In Microsoft C++, I did an experiment with inline functions. I wanted to know what would happen if I defined incompatible versions of a function in different sources. I got different results depending on whether I was using a Debug build or a Release build. In Debug, the compiler refuses to inline anything, and the linker was linking the same version of the function no matter what was in scope in the source. In Release, the compiler inlined whichever version had been defined at the time, and you got differing versions of the function.
In neither case were there any warnings. I kind of suspected this, which is why I did the experiment.
I assume that template functions would behave the same, as would other compilers.
As Anthony Williams says, the extern template construct is the correct way to do this, but since his sample code is incomplete and has multiple syntax errors, here's a complete solution.
fileA.h:
namespace myNamespace {
class classA {
public:
template <class T> void SomeFunc() { ... }
};
// The following line declares the specialization SomeFunc<int>().
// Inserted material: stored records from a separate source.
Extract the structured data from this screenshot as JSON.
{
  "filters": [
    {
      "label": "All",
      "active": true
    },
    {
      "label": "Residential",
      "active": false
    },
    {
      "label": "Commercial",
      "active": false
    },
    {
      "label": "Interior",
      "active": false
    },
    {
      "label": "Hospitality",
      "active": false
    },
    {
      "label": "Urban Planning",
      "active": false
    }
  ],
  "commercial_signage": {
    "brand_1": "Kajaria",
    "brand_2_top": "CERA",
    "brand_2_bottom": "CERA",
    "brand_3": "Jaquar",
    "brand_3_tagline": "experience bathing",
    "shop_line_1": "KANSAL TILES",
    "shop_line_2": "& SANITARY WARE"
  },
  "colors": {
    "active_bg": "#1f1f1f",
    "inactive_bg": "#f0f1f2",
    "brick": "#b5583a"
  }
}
template <> void classA::SomeFunc<int>();
// The following line externalizes the instantiation of the previously
// declared specialization SomeFunc<int>(). If the preceding line is omitted,
// the following line PREVENTS the specialization of SomeFunc<int>();
// SomeFunc<int>() will not be usable unless it is manually instantiated
// separately). When the preceding line is included, all the compilers I
// tested this on, including gcc, behave exactly the same (throwing a link
// error if the specialization of SomeFunc<int>() is not instantiated
// separately), regardless of whether or not the following line is included;
// however, my understanding is that nothing in the standard requires that
// behavior if the following line is NOT included.
extern template void classA::SomeFunc<int>();
}
fileA.C:
#include "fileA.h"
template <> void myNamespace::classA::SomeFunc<int>() { ... }
Brandon: that's what I thought - the specialized function should never be called. Which is true for the second application I mentioned. The first app, however, clearly calls the specialized form even though the specialization is not declared in the header file!
I mainly seek enlightenment here :-) because the first app is a unit test, and it's unfortunate to have a bug that doesn't appear in the test but in the real app...
(PS: I have fixed this specific bug, indeed by declaring the specialization in the header; but what other similar bugs might still be hidden?)
#[anthony-williams],
are you sure you're not confusing extern template declarations with extern template instantiations? From what I see, extern template may only be used for explicit instantiation, not for specialization (which implies implicit instantiation). [temp.expl.spec] doesn't mention the extern keyword:
explicit-specialization:
template < > declaration
Unless the specialized template function is also listed in the header file, the other application will have no knowledge of the specialized version. The solution is the add SomeFunc<int>() to the header as well.